Eqiad Migration Planning/Steps
Day 1: Tue Jan 22
Preparation (before maintenance window)
Check LVS pools apaches, api and rendering for down/depooled machines. A few machines may be broken (and should be removed from the config from the time being), but all others should be up and happy in health checks.
# ipvsadm -l # less /var/log/pybal.log
Check whether the Nagios check for these LVS pools exists and is up.
Check whether all pooled application servers have the right LVS service IPs bound to loopback.

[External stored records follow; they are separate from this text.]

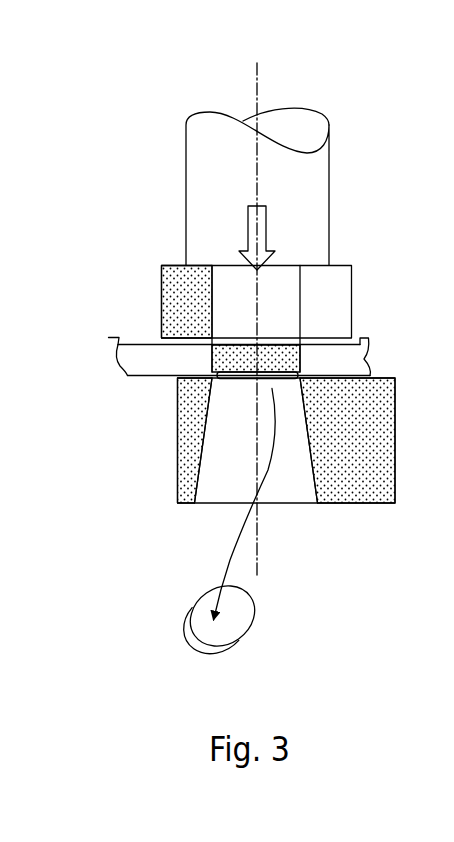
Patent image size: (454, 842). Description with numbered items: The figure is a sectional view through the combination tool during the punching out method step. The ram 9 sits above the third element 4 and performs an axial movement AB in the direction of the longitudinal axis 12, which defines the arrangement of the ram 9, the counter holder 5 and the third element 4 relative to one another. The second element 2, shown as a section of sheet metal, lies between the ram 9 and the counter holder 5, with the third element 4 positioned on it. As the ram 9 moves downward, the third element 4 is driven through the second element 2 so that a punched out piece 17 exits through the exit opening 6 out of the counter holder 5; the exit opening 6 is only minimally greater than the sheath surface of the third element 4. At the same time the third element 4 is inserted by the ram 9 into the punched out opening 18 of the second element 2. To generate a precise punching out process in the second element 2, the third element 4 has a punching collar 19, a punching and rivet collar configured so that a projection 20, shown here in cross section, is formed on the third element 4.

The longitudinal axis 12 is at (252, 71).
The ram 9 is at (195, 180).
The axial movement AB is at (252, 220).
The punched out opening 18 is at (285, 338).
The third element 4 is at (234, 349).
The second element 2 is at (160, 358).
The punching collar 19 is at (292, 402).
The counter holder 5 is at (177, 466).
The exit opening 6 is at (209, 472).
The projection 20 is at (291, 378).
The punched out piece 17 is at (216, 610).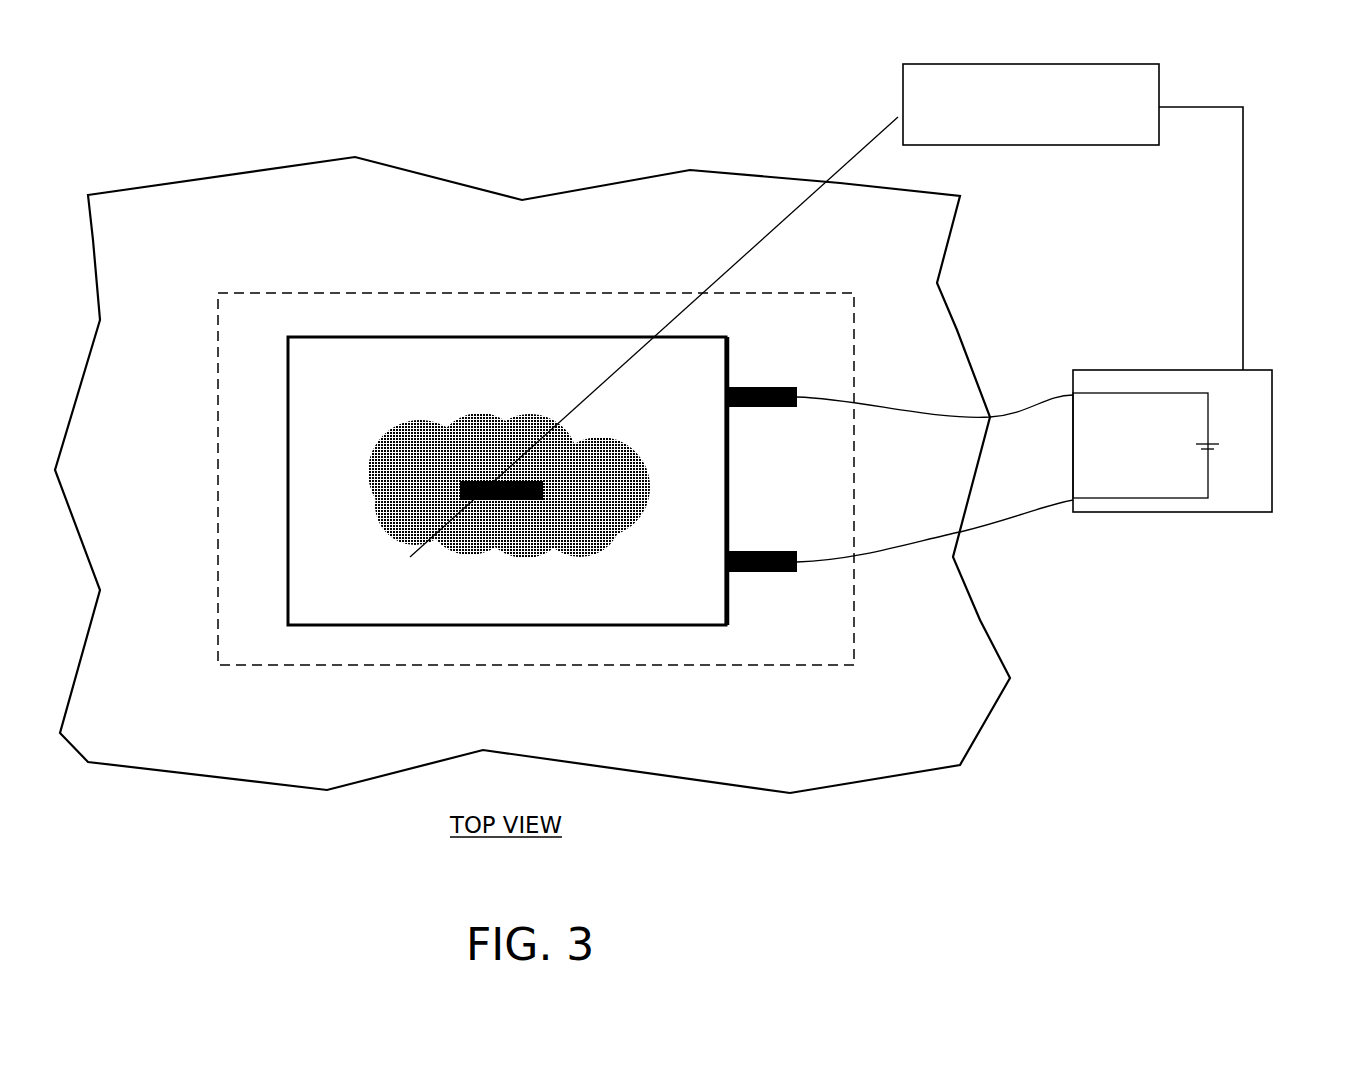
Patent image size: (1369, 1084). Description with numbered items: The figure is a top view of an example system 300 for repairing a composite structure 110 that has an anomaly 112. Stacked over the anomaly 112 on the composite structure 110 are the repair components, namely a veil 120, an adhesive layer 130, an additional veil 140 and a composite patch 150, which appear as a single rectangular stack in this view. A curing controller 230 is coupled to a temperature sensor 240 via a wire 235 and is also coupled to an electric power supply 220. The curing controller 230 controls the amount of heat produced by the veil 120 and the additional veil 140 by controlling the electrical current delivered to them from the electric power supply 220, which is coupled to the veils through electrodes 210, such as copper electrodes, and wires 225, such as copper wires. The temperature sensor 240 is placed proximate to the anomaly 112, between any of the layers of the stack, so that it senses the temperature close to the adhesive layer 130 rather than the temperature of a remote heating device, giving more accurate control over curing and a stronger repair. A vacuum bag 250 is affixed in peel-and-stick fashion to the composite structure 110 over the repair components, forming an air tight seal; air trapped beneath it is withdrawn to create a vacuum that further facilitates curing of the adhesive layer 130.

The composite structure 110 is at (802, 802).
The anomaly 112 is at (524, 568).
The veil 120 is at (594, 356).
The adhesive layer 130 is at (594, 356).
The additional veil 140 is at (594, 356).
The composite patch 150 is at (516, 329).
The electrodes 210 is at (762, 540).
The electric power supply 220 is at (1272, 410).
The wires 225 is at (1030, 426).
The curing controller 230 is at (1133, 64).
The wire 235 is at (763, 240).
The temperature sensor 240 is at (450, 521).
The vacuum bag 250 is at (830, 293).
The system 300 is at (184, 109).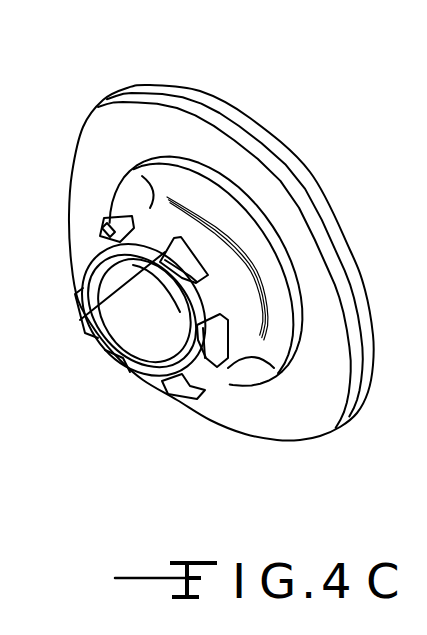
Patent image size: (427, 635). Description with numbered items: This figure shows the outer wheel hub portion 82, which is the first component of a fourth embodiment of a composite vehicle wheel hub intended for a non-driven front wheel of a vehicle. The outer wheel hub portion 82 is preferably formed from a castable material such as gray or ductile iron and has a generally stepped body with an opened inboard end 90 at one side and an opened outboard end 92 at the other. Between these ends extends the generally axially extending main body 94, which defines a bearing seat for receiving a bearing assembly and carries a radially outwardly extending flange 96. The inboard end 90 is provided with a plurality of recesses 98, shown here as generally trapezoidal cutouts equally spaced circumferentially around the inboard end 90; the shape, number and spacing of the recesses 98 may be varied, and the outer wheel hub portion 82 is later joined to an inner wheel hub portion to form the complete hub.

The outer wheel hub portion 82 is at (208, 255).
The inboard end 90 is at (118, 346).
The outboard end 92 is at (328, 183).
The main body 94 is at (140, 207).
The flange 96 is at (320, 395).
The recesses 98 is at (100, 229).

Check deployed MediaWiki revision / git status on all application servers
MySQL warm up?
Ensure media writes to the NetApp are disabled
Migrate bits apaches to eqiad
Check whether the 4 bits apaches are healthy according to a bits Varnish server:
# varnishlog -i Backend_health -O
Test a few top bits URLs manually from the new bits app servers to see if valid content is being returned. To retrieve the most requested URLs, on a bits Varnish server:
# varnishtop -i RxURL
To test such a URL, use CURL, or:
fenari: $ /home/mark/firstbyte.py apache_host_name 80 bits.wikimedia.org URI
Run varnishtop for a histogram of HTTP status codes, and compare before/after migration:
# varnishtop -i TxStatus
Deploy Gerrit patch set 44251 and run Puppet for node group XXX. This will change the apache backends for the eqiad Varnish servers only, giving us a chance to fall back on pmtpa bits Varnish servers quickly if needed.
Check if the distribution of HTTP status codes changes drastically, esp. HTTP 2xx vs. 4xx/5xx.
If bits@eqiad is confirmed to work correctly, after a while deploy Gerrit patchset 44252 and run Puppet for node group XXX. This will switch the pmtpa bits Varnish servers to use the eqiad bits appservers as well.
Set all database shards to read-only
Core databases
External storage
Parser Cache
Parser cache configuration currently lives in wmf-config/CommonSettings.php (near line 350).
Gerrit patchset XXX
Redis
Redis configuration currently lives in wmf-config/CommonSettings.php (near line 360).
Gerrit patchset XXX
Redis master switch
Memcached
Memcached configuration currently lives in wmf-config/mc.php.
Note that because memcached cache content is not replicated between the data center sites, Tampa's memcached servers will need to be cleared prior to switch back.
Master switch on all database shards
General master switch instructions are here: Switch_master.
Possibly mha will be used?
Text Squids backend changes
This is the actual switch of directing clients to eqiad Apaches.
The Squid configuration resides in /home/w/conf/squid on fenari, and is backed by a git repository nowadays. Mark has prepared 3 commits in branch eqiad-switchover, that migrate the image scalers, the API application servers and the regular application servers to eqiad.
For each of these commits, use the following sequence:
Merge the commit onto master:
$ git merge XXX
- As root, run make to generate the new configuration files. Make sure there are no permission errors.
# make
Now, run a diff of all new configurations against the configurations currently deployed. Make sure the differences reflect the backend changes you expect.
# diff -ru deployed/ generated/ | less
Finally, deploy the configurations to all Squids. Make sure you have ssh agent forwarding enabled for this step. The configurations will be deployed directly and become active immediately, but will also be pushed to Puppet's volatile file module.
# ./deploy cache
(you can deploy to just pmtpa.text and eqiad.text if you prefer, as long as you do both.)
First migrate the image scalers. They run a limited subset of MediaWiki, and any problems are unlikely to cause harm.
Next, the API application servers.
Finally, normal clients: the regular application servers.
Mobile Varnish backend changes
Deploy Gerrit patch set 44257, and run Puppet on hosts cp1041 .. cp1044.